O ressurgimento das autocracias à cabeça de dois estados como a Rússia e a China, associado à crise de confiança no interior das democracias liberais está a produzir consequências no equilíbrio de poder a nível mundial. A invasão da Ucrânia pela Rússia, o renascimento das antigas desconfianças nas fronteiras da Hungria, Roménia e Ucrânia, o ataque terrorista do Hamas a Israel e as tensões no Mar do sul da China são um reflexo disso mesmo. No Ocidente receia-se que Moscovo ataque outros estados europeus e que a China invada Taiwan. Perante a dimensão global dos desafios, o que pode fazer um pequeno país como Portugal?

Antes de mais, dividir o processo em pequenos fases e concentrar-se no essencial. Na ponta ocidental da Europa, à beira do Atlântico, Portugal tem pouca ou nenhuma relevância na Europa de Leste e no Extremo Oriente. Mas, num mundo global, a mínima alteração do equilíbrio em qualquer zona do globo terá consequências imprevisíveis no seu todo. Até mesmo em regiões afastadas dos actuais e potenciais conflitos. Assim é o caso na América do Sul e de África, nomeadamente na África Ocidental, Central e Oriental, onde Portugal ainda tem alguma influência.

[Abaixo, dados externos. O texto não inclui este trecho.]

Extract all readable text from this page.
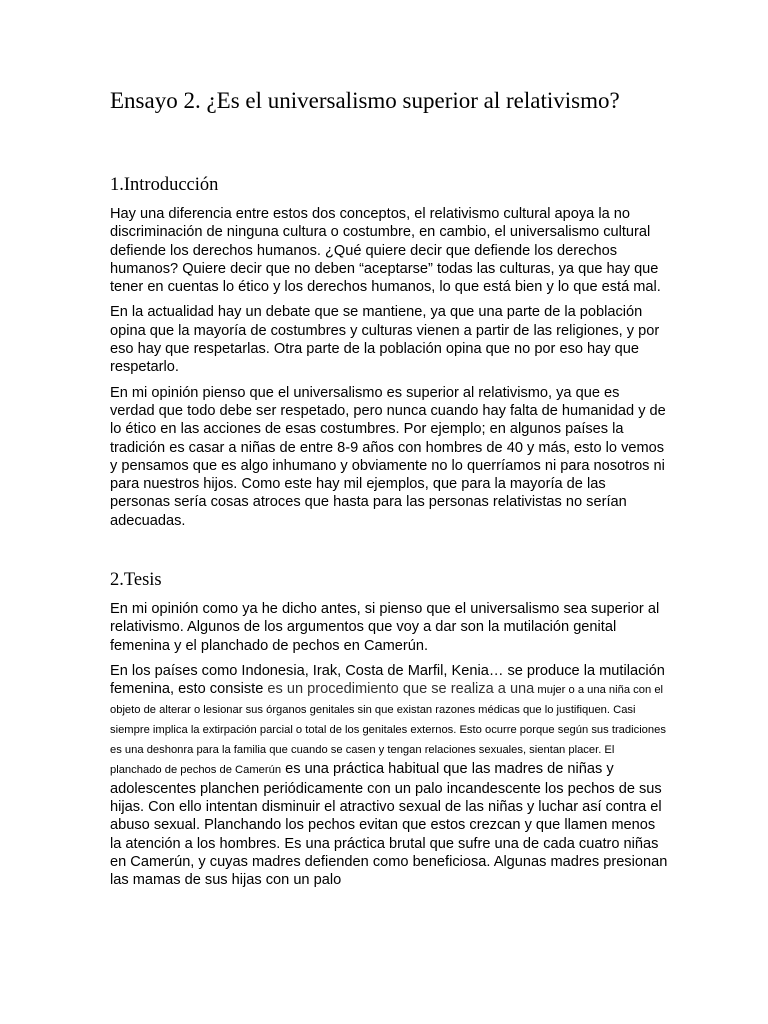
Ensayo 2. ¿Es el universalismo superior al relativismo?
1.Introducción

Hay una diferencia entre estos dos conceptos, el relativismo cultural apoya la no discriminación de ninguna cultura o costumbre, en cambio, el universalismo cultural defiende los derechos humanos. ¿Qué quiere decir que defiende los derechos humanos? Quiere decir que no deben “aceptarse” todas las culturas, ya que hay que tener en cuentas lo ético y los derechos humanos, lo que está bien y lo que está mal.

En la actualidad hay un debate que se mantiene, ya que una parte de la población opina que la mayoría de costumbres y culturas vienen a partir de las religiones, y por eso hay que respetarlas. Otra parte de la población opina que no por eso hay que respetarlo.

En mi opinión pienso que el universalismo es superior al relativismo, ya que es verdad que todo debe ser respetado, pero nunca cuando hay falta de humanidad y de lo ético en las acciones de esas costumbres. Por ejemplo; en algunos países la tradición es casar a niñas de entre 8-9 años con hombres de 40 y más, esto lo vemos y pensamos que es algo inhumano y obviamente no lo querríamos ni para nosotros ni para nuestros hijos. Como este hay mil ejemplos, que para la mayoría de las personas sería cosas atroces que hasta para las personas relativistas no serían adecuadas.

2.Tesis

En mi opinión como ya he dicho antes, si pienso que el universalismo sea superior al relativismo. Algunos de los argumentos que voy a dar son la mutilación genital femenina y el planchado de pechos en Camerún.

En los países como Indonesia, Irak, Costa de Marfil, Kenia… se produce la mutilación femenina, esto consiste es un procedimiento que se realiza a una mujer o a una niña con el objeto de alterar o lesionar sus órganos genitales sin que existan razones médicas que lo justifiquen. Casi siempre implica la extirpación parcial o total de los genitales externos. Esto ocurre porque según sus tradiciones es una deshonra para la familia que cuando se casen y tengan relaciones sexuales, sientan placer. El planchado de pechos de Camerún es una práctica habitual que las madres de niñas y adolescentes planchen periódicamente con un palo incandescente los pechos de sus hijas. Con ello intentan disminuir el atractivo sexual de las niñas y luchar así contra el abuso sexual. Planchando los pechos evitan que estos crezcan y que llamen menos la atención a los hombres. Es una práctica brutal que sufre una de cada cuatro niñas en Camerún, y cuyas madres defienden como beneficiosa. Algunas madres presionan las mamas de sus hijas con un palo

Quem compreendeu isso muito bem, e o disse a Marcelo Rebelo de Sousa, foi Volodymyr Zelensky.  Aquando da visita do Presidente da República e Kiev, em Agosto de 2023, Zelensky pediu a colaboração de Portugal no esforço de aproximação às posições do bloco Ocidental de países como o Brasil, Angola e Cabo Verde. Não é a primeira vez que o papel de Portugal no Atlântico, nomeadamente no Atlântico Sul, é mencionado por um estrangeiro. Em Abril do ano passado, referi aqui o papel que o nosso país pode ter no alargamento da NATO para o Atlântico sul, nomeadamente através do Brasil e de Cabo Verde. A possibilidade de tal acontecer é remota, mas quanto à mesma não devemos ignorar dois aspectos: primeiro, que se uma organização atlântica como a NATO se estende até às fronteiras com a Rússia, nada impede que o mesmo não suceda para sul. Segundo, que esse alargamento para sul é um horizonte a longo prazo. Não é algo que tenha de ser concretizado de imediato ou até nos próximos 10, 20 anos, mas uma visão que, mesmo que não alcançada, dá escopo a outras soluções como uma parceria Portugal/Brasil na protecção dos mares em Cabo Verde e, quem sabe?, a inclusão de Angola nesse esforço. A projecção de uma tal parceria no Sahel (que a Rússia quer controlar em detrimento da França) teria consequências imprevisíveis a favor do Ocidente. Permitiria também que os países de língua oficial portuguesa assumissem um papel na defesa do Atlântico Sul. Algo que um breve olhar para o mapa esclarece não só ser uma possibilidade, mas também um dever.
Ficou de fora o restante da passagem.